I'm not sure if the following scenario would impact setting up the repro after having a different configuration for anyone else, but one thing noteworthy doing the repro on a new machine was that I initially forgot to edit the file path of the exception list in the .json rule files in /etc/opensnitchd/rules after copying them from my laptop. Once I found that issue, I did a string replace to have the proper path in the json rule and the UI was still reflecting the old path. I stopped and restarted, closed and reopened the UI and still the old path was there in the rules in the UI but the proper path was in the json files. After a few more stop/start and close/open the correct path was present in the UI.
As an aside, previously (months ago?) Pandora (pithos) was getting some hosts blocked. But for the past 3 weeks I've been streaming pithos all day and it hasn't blocked any sites in the exception list for that app. However, other sites in the list do get blocked when coming from other apps. Let me know if there is anything I can do.
I root caused one issue that is causing the unexpected blocks and found one whitespace char was at the end of the string and before the newline with some of the domains. That makes sense because when looking at the opensnitch logs and the code, the domain being passed to domainsListCmp()
wasn't found in the exception list because the requested domain did not have a whitespace char after it. The other reason it makes sense is because when I discovered the whitespace before the newline and removed that char and retried, the domain would no longer get blocked.

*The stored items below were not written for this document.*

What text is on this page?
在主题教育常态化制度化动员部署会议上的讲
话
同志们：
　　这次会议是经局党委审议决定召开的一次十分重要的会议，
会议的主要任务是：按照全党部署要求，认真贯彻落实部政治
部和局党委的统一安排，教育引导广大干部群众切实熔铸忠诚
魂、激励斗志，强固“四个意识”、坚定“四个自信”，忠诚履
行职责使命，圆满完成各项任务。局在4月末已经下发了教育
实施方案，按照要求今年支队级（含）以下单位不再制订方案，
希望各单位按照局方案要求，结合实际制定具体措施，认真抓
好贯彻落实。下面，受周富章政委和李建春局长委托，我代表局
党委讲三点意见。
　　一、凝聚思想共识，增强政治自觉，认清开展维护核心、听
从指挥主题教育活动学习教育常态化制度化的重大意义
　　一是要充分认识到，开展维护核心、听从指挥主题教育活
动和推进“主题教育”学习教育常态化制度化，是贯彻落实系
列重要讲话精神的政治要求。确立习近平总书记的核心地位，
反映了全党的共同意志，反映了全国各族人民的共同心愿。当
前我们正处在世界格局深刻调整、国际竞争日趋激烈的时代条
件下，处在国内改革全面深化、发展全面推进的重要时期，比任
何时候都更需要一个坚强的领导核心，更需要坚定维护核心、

I'm not sure if that was the cause of all the blocks yet, but for sure that was the cause for some of them. I'm going to install virt-manager and get VM's making requests in parallel with other apps that are also making requests out to the internet to see if the unexpected block problem reproduces in another way.
thank you @Techtonictools ! that's very interesting, I'll try to reproduce it ASAP.

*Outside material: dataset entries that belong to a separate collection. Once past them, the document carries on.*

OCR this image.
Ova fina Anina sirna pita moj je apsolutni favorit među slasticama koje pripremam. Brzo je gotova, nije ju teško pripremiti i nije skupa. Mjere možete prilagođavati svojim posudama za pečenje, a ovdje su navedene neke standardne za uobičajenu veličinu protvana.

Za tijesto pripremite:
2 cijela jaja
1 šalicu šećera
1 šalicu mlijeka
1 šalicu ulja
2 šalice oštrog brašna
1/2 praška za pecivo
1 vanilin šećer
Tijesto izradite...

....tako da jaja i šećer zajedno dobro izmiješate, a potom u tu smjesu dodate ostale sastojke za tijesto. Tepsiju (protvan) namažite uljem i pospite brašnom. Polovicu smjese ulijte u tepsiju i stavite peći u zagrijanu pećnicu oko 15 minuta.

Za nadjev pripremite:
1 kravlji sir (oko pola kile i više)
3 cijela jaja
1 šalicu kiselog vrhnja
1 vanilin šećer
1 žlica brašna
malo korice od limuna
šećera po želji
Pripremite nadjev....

ok, confirmed, if the entries of a blocklist have spaces (or other control characters) the rule doesn't block/allow connections. Here you have an opensnitchd that strips out "\n\r\t " from the hosts when loading lists of domains: opensnitchd-trim-lists.zip
That resolved it, thanks.
I'm looking to use opensnitch to block all requests from vmware and only allow requests in an exception list.
After creating one rule to block the vmware nat program and then another rule to hook the exception list for the vmware nat binary, I'm finding all requests are getting denied. I'm hoping to get requests to domains in the exception list to succeed and all others die. Is this a supported scenario with VM software (vmware or virtualbox)?
Post error logs: The opensnitch events tab shows an entry of the request to the host I'm trying to access (startpage.com) from the VM and the request is blocked because of rule 001-vmware deny all
Versions :
Additional context The same exception list is used in opensnitch rules for multiple binaries, firefox and pandora (Pithos/python3.7), to accomplish the same task of only allowing hosts I want and blocking all others. Those two scenarios are working but I'm not able to get vmware nat stuff to work using the same approach.